Response of Toll-like receptors in experimental Guillain–Barré syndrome: A kinetic analysis

Guillain–Barré syndrome (GBS) is an autoimmune disorder caused by the interaction between cellular and humoral immune responses in the peripheral nervous system. Toll-like receptors (TLRs) are key players in innate and have regulatory functions in adaptive immunity. In this study, we systematically examined expression patterns of TLRs in sciatic nerve and lymphoid organs during the disease course of murine experimental autoimmune neuritis and in blood from Guillain–Barré patients. A kinetic response pattern was identified, characterized by a pronounced up-regulation of TLR2, 6 and 11 on T cells and TLR4 and 6 on APCs, while TLR1 expression was decreased. Moreover, an enhanced expression of the disease promoting cytokine Interleukin-(IL)17A was detected. Additional analysis of GBS patients revealed an up-regulation of TLR2, TLR4 and TLR6 mRNA, negatively correlated with disease severity. This first systematic analysis of TLR expression pattern may contribute to elucidating the role of TLRs in GBS pathophysiology.
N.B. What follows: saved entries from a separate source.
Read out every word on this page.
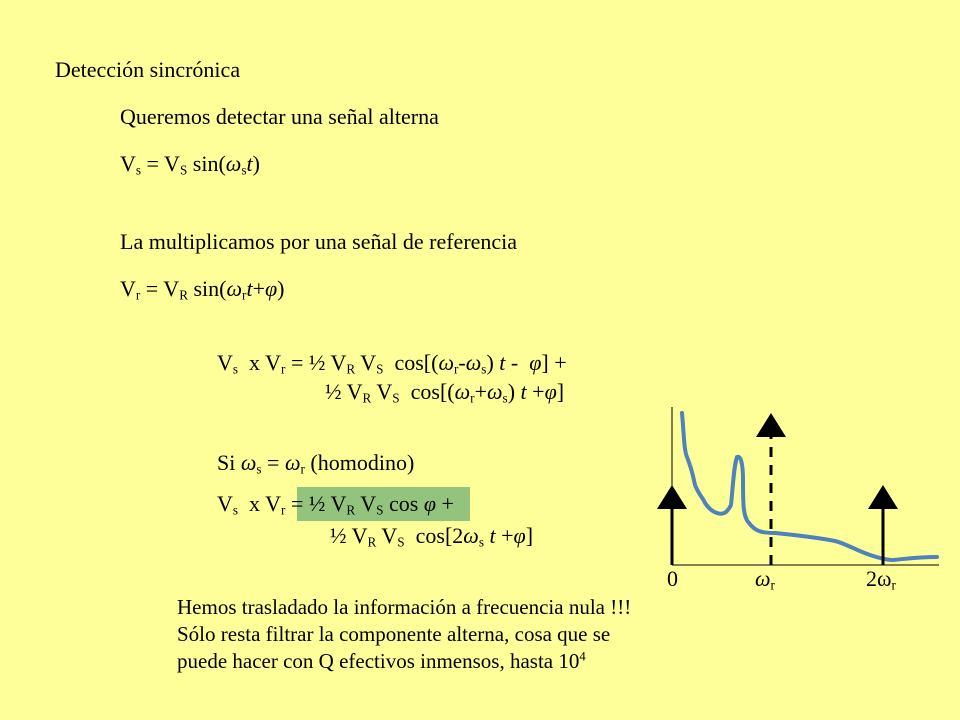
Detección sincrónica
Queremos detectar una señal alterna
$V_s = V_S$ $\sin(\omega_st)$
La multiplicamos por una señal de referencia
$V_r = V_R$ $\sin(\omega_rt+\varphi)$
$V_s$  x $V_r$ = ½ $V_R$ $V_S$  $\cos[(\omega_r-\omega_s)$ t -  φ] +
½ $V_R$ $V_S$  $\cos[(\omega_r+\omega_s)$ t +φ]
Si $\omega_s = \omega_r$ (homodino)
$V_s$  x $V_r$ = ½ $V_R$ $V_S$ cos φ +
½ $V_R$ $V_S$  $\cos[2\omega_s$ t +φ]
0	$\omega_r$	$2\omega_r$
Hemos trasladado la información a frecuencia nula !!!
Sólo resta filtrar la componente alterna, cosa que se
puede hacer con Q efectivos inmensos, hasta $10^4$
► TLR2/6 is significantly increased on T cells and APCs, in sciatic nerve infiltrates of EAN mice and in blood of GBS patients.
► TLR4 is highly significant up-regulated on MHCII+ cells, in sciatic nerve infiltrates of EAN mice and in blood of GBS patients.
► TLR1 is significantly down-regulated in the induction phase on T cells and APCs.
► TLR11 expression is augmented on CD4+ T cells during EAN progression.
► MyD88 and IL-17A expression is enhanced on T cells in EAN mice.